In specific, the distortion is that cortical gyri and sulci seem to be
unusually shaped and do not match with the MNI_152 template. There
are extra gyri in some locations and missing gyri in others. Also, there
is an outward distortion at the top of the skull.

Please see below for links to images, my code, and configurations.

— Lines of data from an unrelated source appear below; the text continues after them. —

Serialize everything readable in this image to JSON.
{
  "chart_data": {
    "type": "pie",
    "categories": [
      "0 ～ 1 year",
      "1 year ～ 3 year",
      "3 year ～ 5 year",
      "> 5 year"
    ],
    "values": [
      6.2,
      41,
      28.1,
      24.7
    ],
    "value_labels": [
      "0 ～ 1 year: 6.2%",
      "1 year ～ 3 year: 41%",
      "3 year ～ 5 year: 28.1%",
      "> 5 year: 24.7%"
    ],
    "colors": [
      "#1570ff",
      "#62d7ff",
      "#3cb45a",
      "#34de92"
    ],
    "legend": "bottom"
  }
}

I thought the trouble might be the regularization settings, so I have tried
a "small lambda" and "large lambda" configuration as well as using
the standard configuration file. These configurations are listed below (and
results for each are linked). The standard configuration file seems to
produce the best results.

Thanks in advance for any advice you might have!

-Veronica W.
Neuroscience Statistics Research Lab, MIT


##### LINKS TO IMAGES ###########

1. My original MRI
http://web.mit.edu/vsw/www/FSL/Original_MRI.jpg

2. Template MNI 152 2mm brain
http://web.mit.edu/vsw/www/FSL/MNI_2mm_template.jpg

3. Results using T1_2_MNI152_2mm.cnf
http://web.mit.edu/vsw/www/FSL/Conversion_with_standard_2mm_cnf.jpg

4. Results with large lambda config.
http://web.mit.edu/vsw/www/FSL/Conversion_with_high_lambda.jpg

5. Results with small lambda config.
http://web.mit.edu/vsw/www/FSL/Conversion_with_low_lambda.jpg

##### CONVERSION SCRIPT #########

This is exactly as suggested on the FNIRT Example Uses page for
"Registering T1-structural to MNI152"

#1. Perform BET on MRI image
bet $MRI $MRI_BETTED -f 0.5 -R

#2. Use FLIRT to map betted MRI to MNI152_2mm_brain template
flirt -in $MRI_BETTED -ref MNI152_T1_2mm_brain.nii.gz -out
$MRI_FLIRTED_BETTED -omat $MRI_FLIRTED_BETTED_OMAT -searchrx -180 180
-searchry -180 180 -searchrz -180 180 -dof 12 -interp trilinear -bins 256
-cost corratio

#3. Use FNIRT on raw MRI, using as an input the affine transformation matrix
from Step 2
fnirt --in=$MRI --aff=$MRI_FLIRTED_BETTED_OMAT --cout=$FNIRT_OUT
--config=$FNIRT_CNF_FILE

#4 Apply warp
applywarp --ref=MNI152_T1_2mm.nii.gz --in=$MRI --warp=$FNIRT_OUT
--out=$MRI_FNIRTED

####### THREE CONFIGURATIONS I TRIED ############

1. Standard 2mm cnf configuration file
 completely unchanged from T1_2_MNI152_2mm.cnf

2. Large lambda
--ref=MNI152_T1_2mm.nii.gz
--refmask=MNI152_T1_2mm_brain_mask_dil.nii.gz
--imprefm=1
--impinm=1
--imprefval=0
--impinval=0
--subsamp=4,2,1,1
--miter=5,5,5,5
--infwhm=6,4,2,2
--reffwhm=4,2,0,0
--lambda=300,200,100,100
--estint=1,1,1,1
--applyrefmask=1,1,1,1
--applyinmask=1
--warpres=10,10,10
--ssqlambda=1
--regmod=bending_energy
--intmod=global_non_linear_with_bias
--intorder=5
--biasres=50,50,50
--biaslambda=10000
--refderiv=0

3. Small lambda
Same as above, with --lambda=300,75,30,10


Any advice about how to produce less distortion in the cortical gyri
and sulci would be appreciated!  Thank you.